Writ of Quo Warranto
The term Quo-Warranto literally means "by what warrants (rights) ?" It is a writ issued with a view to restraining a person from acting in a public office to which he is not entitled. Quo Warranto writ is issued against a person who occupies a public office in spite of not possessing the required qualifications or suffering from a disqualification. It is issued to restrain the authority or candidate from discharging the functions of public office.
A writ of quo-warranto is to be issued when:
- The office is public and of a substantive nature;
- The office is created by the State or by the Constitution itself; and
- The respondent must have asserted his claim to the office.
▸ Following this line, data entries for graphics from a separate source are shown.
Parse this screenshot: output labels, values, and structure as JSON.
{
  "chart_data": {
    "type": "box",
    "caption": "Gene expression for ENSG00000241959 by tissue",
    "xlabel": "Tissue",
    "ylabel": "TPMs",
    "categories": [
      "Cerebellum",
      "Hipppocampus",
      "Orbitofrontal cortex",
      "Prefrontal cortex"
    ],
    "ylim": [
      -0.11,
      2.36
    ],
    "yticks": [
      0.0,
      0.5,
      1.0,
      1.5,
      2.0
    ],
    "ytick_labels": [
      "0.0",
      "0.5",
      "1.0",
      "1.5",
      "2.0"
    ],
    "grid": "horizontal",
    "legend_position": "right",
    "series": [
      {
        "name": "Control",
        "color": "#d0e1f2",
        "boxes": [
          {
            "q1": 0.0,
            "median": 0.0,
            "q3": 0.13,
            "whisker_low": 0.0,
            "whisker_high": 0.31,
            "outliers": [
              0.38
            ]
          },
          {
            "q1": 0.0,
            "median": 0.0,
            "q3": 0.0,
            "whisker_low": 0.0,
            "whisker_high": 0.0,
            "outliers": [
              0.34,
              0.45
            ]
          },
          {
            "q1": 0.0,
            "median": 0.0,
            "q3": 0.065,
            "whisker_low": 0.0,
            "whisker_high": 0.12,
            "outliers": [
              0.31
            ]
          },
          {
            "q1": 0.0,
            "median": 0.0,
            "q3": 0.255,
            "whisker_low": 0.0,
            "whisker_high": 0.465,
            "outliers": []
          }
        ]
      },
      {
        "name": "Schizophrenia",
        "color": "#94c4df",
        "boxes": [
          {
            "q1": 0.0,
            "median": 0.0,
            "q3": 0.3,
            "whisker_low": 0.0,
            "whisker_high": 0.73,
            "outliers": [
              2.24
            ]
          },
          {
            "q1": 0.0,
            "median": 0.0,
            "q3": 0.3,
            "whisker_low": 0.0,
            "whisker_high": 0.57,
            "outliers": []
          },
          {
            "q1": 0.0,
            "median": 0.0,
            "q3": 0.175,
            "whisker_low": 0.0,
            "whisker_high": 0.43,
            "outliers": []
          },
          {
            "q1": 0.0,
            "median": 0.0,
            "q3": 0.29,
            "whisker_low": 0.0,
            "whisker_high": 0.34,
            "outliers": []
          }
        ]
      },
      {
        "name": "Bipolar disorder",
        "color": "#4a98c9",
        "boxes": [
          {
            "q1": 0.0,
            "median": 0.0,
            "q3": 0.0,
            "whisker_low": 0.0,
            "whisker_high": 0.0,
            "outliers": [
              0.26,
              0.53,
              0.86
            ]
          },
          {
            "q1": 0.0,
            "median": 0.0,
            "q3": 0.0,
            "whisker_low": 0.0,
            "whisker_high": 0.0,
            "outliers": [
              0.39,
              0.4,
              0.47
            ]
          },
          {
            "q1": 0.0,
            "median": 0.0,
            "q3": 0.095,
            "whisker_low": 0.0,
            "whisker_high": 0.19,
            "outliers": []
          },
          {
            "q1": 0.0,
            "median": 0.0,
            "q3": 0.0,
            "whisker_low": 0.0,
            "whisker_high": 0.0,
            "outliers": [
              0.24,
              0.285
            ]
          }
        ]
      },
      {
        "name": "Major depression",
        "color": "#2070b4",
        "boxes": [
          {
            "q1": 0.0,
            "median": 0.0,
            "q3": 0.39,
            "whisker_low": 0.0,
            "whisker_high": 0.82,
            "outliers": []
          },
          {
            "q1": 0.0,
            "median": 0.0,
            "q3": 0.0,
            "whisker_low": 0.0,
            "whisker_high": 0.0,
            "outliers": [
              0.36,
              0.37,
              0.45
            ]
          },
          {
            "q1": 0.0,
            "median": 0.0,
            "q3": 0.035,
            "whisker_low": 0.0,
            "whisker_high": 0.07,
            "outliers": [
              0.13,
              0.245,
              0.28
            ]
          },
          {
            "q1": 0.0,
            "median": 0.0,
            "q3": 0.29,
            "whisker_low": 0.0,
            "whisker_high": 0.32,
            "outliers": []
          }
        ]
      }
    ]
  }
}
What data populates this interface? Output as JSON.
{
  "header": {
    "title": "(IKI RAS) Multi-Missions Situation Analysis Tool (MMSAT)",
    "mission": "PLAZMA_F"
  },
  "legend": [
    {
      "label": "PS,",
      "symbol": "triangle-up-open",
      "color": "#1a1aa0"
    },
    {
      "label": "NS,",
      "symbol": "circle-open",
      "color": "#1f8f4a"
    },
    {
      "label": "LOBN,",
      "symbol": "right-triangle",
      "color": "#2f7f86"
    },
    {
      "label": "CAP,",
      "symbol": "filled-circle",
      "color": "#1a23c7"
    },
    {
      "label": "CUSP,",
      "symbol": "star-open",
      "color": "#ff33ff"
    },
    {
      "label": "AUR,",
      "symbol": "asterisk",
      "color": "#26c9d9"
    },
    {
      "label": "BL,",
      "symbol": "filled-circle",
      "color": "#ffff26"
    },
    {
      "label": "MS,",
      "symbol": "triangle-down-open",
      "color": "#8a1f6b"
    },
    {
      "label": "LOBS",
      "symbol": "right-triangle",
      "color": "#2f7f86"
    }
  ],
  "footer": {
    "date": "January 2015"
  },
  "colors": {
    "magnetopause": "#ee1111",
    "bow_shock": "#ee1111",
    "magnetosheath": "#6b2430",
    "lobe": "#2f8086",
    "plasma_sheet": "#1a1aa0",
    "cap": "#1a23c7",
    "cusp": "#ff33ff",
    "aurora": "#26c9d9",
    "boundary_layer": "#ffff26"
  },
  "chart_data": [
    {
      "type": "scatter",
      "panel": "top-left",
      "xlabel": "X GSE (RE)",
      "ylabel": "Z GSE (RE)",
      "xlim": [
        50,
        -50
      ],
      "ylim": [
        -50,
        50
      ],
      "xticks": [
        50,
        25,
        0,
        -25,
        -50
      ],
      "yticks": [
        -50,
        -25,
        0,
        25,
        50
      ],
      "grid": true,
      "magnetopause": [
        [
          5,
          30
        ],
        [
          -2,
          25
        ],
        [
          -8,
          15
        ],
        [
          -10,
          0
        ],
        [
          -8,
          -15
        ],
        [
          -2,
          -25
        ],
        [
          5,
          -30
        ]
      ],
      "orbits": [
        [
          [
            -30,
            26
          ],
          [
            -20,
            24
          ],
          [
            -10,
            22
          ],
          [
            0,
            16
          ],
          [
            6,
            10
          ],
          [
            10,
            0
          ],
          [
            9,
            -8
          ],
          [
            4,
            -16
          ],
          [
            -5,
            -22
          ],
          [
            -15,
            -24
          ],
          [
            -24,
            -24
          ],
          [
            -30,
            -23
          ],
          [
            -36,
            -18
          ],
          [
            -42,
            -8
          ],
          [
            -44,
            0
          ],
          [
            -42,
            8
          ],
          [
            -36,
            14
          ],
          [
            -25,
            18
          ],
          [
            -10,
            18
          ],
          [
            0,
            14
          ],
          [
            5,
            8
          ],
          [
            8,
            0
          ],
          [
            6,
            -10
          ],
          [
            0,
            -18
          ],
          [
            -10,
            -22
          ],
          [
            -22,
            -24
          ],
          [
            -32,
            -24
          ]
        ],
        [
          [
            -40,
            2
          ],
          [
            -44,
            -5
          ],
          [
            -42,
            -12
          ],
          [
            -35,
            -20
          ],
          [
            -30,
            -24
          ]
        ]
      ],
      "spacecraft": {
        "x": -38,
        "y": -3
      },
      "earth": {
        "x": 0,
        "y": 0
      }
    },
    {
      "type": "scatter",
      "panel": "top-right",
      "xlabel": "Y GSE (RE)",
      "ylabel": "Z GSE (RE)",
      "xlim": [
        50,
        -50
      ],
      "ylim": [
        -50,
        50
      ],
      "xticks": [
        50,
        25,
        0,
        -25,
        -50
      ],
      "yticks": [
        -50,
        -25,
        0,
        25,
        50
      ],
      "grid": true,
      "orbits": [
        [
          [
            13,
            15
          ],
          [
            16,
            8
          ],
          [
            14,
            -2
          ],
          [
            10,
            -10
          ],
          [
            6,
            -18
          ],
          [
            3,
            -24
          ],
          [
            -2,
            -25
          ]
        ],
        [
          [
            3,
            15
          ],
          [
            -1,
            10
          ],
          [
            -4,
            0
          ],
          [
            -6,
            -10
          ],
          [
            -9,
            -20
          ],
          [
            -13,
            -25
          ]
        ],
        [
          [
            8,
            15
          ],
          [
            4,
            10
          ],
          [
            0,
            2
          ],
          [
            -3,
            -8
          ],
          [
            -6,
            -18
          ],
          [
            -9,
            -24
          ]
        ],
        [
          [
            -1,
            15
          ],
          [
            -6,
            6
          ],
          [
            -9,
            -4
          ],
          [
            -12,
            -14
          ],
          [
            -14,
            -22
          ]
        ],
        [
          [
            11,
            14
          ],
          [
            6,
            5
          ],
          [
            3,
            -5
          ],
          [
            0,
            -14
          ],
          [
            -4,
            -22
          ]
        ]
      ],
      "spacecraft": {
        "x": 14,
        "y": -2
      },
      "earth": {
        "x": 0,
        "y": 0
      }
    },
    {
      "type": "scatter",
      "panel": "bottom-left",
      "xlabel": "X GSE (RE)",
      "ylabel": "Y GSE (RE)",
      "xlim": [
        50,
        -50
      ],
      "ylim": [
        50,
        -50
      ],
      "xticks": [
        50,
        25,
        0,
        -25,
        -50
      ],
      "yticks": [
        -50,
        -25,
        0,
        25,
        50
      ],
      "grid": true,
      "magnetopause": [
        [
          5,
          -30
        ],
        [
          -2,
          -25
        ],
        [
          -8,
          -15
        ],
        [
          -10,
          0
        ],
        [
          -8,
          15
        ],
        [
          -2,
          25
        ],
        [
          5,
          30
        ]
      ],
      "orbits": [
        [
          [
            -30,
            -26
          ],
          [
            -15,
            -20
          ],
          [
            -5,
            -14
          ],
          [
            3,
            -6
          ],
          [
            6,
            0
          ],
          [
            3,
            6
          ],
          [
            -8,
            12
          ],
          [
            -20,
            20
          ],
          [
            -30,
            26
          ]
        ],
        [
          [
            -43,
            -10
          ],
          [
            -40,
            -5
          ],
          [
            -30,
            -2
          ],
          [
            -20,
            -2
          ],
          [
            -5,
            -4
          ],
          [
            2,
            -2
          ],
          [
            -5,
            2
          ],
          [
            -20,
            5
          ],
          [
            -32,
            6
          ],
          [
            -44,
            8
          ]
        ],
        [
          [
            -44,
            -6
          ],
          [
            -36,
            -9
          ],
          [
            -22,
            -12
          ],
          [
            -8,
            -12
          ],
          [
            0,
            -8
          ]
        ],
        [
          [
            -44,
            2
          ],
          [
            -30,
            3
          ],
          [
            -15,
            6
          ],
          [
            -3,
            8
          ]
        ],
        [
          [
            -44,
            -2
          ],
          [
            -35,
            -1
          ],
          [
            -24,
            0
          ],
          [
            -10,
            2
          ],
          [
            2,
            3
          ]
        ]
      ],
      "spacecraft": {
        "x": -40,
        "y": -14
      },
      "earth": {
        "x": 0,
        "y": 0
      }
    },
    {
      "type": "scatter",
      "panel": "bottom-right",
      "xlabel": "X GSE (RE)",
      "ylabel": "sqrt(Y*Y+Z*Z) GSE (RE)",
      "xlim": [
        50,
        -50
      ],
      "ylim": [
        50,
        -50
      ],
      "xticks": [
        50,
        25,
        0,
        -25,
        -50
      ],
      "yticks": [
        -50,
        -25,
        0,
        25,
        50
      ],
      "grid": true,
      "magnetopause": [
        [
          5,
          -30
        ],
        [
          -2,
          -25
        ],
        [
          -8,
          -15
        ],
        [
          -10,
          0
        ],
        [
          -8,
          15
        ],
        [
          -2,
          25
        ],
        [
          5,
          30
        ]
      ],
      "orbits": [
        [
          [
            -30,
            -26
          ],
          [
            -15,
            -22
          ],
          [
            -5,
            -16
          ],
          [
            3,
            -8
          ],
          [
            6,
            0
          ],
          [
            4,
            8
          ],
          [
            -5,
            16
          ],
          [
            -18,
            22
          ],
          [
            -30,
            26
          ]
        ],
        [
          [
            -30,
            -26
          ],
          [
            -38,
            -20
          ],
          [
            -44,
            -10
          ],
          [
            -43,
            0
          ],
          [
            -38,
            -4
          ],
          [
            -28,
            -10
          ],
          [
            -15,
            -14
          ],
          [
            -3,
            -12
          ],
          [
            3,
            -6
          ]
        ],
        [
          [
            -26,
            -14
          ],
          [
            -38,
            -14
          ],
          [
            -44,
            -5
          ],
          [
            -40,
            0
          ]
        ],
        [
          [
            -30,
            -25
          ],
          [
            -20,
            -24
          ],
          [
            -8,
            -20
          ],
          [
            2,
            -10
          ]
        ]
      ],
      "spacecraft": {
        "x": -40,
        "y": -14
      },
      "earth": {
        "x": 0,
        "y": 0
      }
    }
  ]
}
Under the authority provided by this writ the court can also declare an office to be vacant.
Writ of Prohibition
A writ of prohibition is a writ directing a subordinate to stop doing something that they may not do, according to law, but are doing. This writ is normally issued by a superior court to the lower court asking it not to proceed with a case which does not fall under its jurisdiction. The writ lies in both for access of jurisdiction or absence of jurisdiction. It is generally issued before the trial of the case or during the pendency of the proceeding but before the order is made.
Writ of Mandamus
Mandamus literally means a command. In case a public authority is either not doing what he is supposed to do or is doing something which he is not supposed to a writ of Mandamus can be issued by the Court instructing the public authority to either act in a specific manner or not act in a specific manner. It must be noted that a writ of mandamus or command may not be issued against the Indian President or Governor.